Courtesy of Irene Chen and Jack Szostak

In this computer model, cells with self-replicating nucleic acids (red and blue) also take in more water. They compensate for increased pressure by capturing fatty acids from the membranes of their non-replicating neighbors (white).

Jack Szostak and his colleagues at Harvard Medical School are seeking to understand the origin of life through a series of audacious experiments intended to build a basic living cell from scratch (see “What Came Before DNA?” Discover, June 2004). Using a simple experiment, they now demonstrate that one of the key steps—creating a simple growing cell by tucking self-reproducing molecules into a membrane—may be startlingly simple.




The new research rebuts the widespread belief that cells have to evolve elaborate molecular machinery to enable them to grow, one of the basic characteristics of living things. Szostak and his colleagues started with chemicals thought to have been common on early Earth: nucleic acids (the building blocks of DNA) and fatty acids. One interesting property of fatty acids is that they spontaneously form bubbles, or vesicles, that allow water molecules to pass back and forth but trap larger molecules. In the Harvard experiment, vesicles that contained relatively high concentrations of nucleic acids expanded like balloons, while nucleic acid-poor vesicles shrank. The growing vesicles cannibalized fatty acids from the shrinking ones, so they were able to keep growing without popping.

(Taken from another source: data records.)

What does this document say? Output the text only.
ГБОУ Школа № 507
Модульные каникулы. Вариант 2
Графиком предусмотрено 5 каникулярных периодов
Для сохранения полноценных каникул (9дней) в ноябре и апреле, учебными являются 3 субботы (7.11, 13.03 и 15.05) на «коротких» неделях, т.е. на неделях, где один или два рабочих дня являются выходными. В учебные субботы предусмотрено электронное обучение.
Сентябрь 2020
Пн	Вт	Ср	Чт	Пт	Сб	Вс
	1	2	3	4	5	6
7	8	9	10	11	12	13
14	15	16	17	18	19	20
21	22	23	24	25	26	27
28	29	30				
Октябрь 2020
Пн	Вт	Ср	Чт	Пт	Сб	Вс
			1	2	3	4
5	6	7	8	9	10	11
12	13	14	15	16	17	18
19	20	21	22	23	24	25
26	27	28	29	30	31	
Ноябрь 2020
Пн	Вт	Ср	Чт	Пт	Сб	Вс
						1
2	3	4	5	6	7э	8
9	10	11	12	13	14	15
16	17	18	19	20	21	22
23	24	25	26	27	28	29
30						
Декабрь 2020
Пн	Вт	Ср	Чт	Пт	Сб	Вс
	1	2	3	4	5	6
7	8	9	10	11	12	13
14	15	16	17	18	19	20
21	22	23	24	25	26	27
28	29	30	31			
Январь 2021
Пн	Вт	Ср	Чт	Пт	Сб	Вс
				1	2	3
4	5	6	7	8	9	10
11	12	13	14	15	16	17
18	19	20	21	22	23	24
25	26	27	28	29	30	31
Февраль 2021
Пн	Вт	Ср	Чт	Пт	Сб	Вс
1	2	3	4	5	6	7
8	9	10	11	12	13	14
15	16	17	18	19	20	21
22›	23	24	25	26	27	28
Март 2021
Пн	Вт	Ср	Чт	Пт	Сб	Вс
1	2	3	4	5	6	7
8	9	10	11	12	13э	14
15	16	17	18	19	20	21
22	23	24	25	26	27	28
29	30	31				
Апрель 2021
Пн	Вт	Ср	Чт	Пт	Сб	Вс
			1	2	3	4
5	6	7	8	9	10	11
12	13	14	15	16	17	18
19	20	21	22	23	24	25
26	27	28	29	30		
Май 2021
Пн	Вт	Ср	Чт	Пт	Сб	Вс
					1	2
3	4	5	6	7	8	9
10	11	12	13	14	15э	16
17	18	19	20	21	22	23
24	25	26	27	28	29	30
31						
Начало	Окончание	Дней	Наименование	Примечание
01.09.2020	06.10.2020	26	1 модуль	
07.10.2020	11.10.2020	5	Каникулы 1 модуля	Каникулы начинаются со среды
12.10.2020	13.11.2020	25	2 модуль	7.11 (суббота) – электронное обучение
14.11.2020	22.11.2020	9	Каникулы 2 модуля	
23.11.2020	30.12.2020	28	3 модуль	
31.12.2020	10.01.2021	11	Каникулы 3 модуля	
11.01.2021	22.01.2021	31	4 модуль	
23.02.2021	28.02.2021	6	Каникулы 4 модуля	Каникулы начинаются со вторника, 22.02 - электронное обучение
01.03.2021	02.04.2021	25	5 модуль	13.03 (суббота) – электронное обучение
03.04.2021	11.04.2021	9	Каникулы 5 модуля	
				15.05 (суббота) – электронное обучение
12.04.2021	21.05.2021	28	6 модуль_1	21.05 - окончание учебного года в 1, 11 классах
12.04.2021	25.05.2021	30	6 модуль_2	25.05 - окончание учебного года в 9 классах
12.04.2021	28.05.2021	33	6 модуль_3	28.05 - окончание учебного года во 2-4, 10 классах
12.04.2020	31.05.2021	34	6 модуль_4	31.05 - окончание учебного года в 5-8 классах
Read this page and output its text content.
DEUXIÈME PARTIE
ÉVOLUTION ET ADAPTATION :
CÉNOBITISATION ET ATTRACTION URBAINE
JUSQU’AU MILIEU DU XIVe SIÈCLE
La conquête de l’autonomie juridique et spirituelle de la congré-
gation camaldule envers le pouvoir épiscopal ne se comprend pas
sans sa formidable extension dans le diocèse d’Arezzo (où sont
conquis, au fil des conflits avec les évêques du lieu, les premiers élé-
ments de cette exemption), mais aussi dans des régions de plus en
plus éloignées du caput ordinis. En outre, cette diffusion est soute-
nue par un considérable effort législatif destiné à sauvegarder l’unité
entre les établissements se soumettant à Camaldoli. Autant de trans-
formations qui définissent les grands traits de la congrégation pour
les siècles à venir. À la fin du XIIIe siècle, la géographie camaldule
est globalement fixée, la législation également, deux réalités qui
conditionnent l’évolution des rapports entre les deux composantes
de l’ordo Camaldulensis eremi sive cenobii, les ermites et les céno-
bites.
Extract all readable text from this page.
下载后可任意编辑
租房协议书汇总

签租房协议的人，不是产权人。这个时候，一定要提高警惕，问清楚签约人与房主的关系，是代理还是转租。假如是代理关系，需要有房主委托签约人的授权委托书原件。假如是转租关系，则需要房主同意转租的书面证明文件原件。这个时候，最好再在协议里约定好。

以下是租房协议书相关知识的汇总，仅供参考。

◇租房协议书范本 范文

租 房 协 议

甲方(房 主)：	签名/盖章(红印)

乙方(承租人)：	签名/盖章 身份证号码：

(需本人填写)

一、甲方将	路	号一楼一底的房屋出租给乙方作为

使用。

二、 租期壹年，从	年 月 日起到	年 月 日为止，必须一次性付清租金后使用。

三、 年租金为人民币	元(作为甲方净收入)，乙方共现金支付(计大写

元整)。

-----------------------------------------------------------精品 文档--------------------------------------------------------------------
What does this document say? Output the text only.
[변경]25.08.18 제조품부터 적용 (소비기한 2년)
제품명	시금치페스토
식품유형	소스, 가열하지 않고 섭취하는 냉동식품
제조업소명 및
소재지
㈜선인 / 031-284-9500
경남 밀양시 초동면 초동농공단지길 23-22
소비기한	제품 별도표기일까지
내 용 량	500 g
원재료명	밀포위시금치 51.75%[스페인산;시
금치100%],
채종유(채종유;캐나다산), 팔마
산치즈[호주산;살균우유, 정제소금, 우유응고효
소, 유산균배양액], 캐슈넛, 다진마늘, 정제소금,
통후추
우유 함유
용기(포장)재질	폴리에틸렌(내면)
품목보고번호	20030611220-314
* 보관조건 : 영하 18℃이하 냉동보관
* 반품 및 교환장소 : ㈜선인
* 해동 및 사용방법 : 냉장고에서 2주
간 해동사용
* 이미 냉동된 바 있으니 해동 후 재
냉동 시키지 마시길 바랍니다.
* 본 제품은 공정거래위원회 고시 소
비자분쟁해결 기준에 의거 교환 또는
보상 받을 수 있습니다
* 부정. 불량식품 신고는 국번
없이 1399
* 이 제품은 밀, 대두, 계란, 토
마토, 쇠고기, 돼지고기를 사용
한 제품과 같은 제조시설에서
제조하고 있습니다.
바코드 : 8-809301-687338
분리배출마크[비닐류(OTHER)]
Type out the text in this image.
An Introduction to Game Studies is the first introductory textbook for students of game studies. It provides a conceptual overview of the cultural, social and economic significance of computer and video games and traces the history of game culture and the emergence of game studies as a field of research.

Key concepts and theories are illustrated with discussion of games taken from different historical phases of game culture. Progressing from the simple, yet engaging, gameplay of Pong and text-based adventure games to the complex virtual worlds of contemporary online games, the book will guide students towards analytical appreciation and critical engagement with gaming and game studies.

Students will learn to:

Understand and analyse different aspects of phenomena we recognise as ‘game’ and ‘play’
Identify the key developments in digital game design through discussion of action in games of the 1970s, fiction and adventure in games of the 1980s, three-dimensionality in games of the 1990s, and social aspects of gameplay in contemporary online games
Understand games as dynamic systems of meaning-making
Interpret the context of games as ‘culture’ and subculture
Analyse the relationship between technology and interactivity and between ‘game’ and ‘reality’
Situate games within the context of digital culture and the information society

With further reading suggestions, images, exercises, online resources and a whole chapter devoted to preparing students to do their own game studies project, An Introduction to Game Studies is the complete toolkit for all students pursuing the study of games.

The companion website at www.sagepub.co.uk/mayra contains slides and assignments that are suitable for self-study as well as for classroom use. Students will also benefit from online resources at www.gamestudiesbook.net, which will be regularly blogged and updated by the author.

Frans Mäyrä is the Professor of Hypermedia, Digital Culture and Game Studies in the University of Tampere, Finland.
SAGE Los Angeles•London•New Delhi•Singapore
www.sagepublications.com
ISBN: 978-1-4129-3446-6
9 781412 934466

Previously, researchers have shown that some simple RNAs, the smallest about twice as long as those of the Szostak group’s simple cells, can replicate without help from other molecules. The group’s new observation is that packing a membrane with more nucleic acids makes it expand; this mechanism could provide the cells with a simple method for evolutionary competition. If some of these model cells contained nucleic acids that could replicate themselves, even inefficiently, they would have grown at the expense of competitor cells. The more effectively the nucleic-acid molecules can replicate, the more rapidly their surrounding membranes will grow. “What we showed was that you can get a Darwinian competition to emerge just from the basic physical properties of the system,” says Irene Chen, a graduate student in Szostak’s lab. “It doesn’t require biological machinery.”